Hainan Airlines Co. Ltd. (600221), China’s fourth-biggest carrier, surged the most in more than two years in Shanghai trading, leading gains among Chinese carriers amid signs faster economic growth is boosting travel demand.
Hainan Air jumped by its 10 percent exchange-imposed limit to 4.52 yuan for the biggest gain since November 2010 in Shanghai. Bigger rival China Southern Airlines Co. (600029) gained 3.6 percent to close at 3.77 yuan in Shanghai.
Passenger revenue, or flyers multiplied by kilometers, rose 29 percent last month because of higher demand during the week-long Chinese New Year holiday, China Eastern Airlines Corp. (670) said in a statement earlier this week. Air China Ltd. (601111), the nation’s biggest carrier by market value, and China Southern (1055) are likely to post similar results for last month, said Zhou Meng, an analyst at Shenyin & Wanguo Securities Co.
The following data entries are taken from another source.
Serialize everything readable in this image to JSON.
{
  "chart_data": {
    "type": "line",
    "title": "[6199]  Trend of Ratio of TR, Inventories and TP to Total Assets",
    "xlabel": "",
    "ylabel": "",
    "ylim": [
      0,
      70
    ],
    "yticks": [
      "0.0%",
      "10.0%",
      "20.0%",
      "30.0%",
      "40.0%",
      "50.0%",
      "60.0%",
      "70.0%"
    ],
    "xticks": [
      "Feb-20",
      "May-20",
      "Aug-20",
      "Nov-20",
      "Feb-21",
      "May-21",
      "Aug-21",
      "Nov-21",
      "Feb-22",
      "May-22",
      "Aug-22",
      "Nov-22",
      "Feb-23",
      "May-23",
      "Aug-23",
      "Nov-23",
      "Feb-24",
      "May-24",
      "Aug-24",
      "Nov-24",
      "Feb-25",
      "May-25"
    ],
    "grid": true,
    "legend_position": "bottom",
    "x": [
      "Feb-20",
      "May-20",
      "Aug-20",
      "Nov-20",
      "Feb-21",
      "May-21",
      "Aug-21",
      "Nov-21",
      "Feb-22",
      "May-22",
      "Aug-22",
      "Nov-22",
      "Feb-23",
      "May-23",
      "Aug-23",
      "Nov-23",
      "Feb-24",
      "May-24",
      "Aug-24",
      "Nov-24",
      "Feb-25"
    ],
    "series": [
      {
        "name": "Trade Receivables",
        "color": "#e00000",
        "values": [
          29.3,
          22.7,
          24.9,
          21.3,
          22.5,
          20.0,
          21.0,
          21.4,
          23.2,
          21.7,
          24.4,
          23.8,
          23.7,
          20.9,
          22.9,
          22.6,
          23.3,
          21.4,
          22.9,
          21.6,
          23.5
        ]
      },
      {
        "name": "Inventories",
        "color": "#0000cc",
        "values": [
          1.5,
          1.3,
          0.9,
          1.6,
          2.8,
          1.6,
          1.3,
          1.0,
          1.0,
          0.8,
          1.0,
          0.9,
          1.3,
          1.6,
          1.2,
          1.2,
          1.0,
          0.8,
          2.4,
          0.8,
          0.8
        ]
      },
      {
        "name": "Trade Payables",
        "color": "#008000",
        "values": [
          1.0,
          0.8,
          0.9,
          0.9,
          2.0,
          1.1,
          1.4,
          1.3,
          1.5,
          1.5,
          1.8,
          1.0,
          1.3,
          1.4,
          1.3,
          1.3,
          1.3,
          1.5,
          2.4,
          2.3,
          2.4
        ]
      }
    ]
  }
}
“The industry’s outlook is also expected to improve in the upcoming peak season in the second quarter,” Zhou, who is based in Shanghai, said in a phone interview today.
Economists surveyed by Bloomberg News forecast China’s economic growth to accelerate to 8.1 percent this year, based on the median estimate. The world’s second-biggest economy grew 7.8 percent last year.
Air China (753) surged 6.4 percent to 5.67 yuan. The airline stocks helped push the benchmark Shanghai Stock Exchange Composite Index up 0.4 percent.
The Hong Kong-traded shares of Air China rose 0.2 percent while those of China Southern climbed 2.9 percent and China Eastern’s advanced 1.5 percent.
Hainan Air yesterday said it would give investors 10 bonus shares for every 10 held. The carrier also reported profit that was in line with analyst estimates.
Investors tend to consider the issuance of bonus shares as a buying opportunity because it will make it easier to trade shares, Zhou of Shenyin & Wanguo said.
Separately, Li Jiaxiang, head of China’s aviation regulator told Shanghai Securities News that China should invest to build more airports and jet fuel prices will become more market oriented.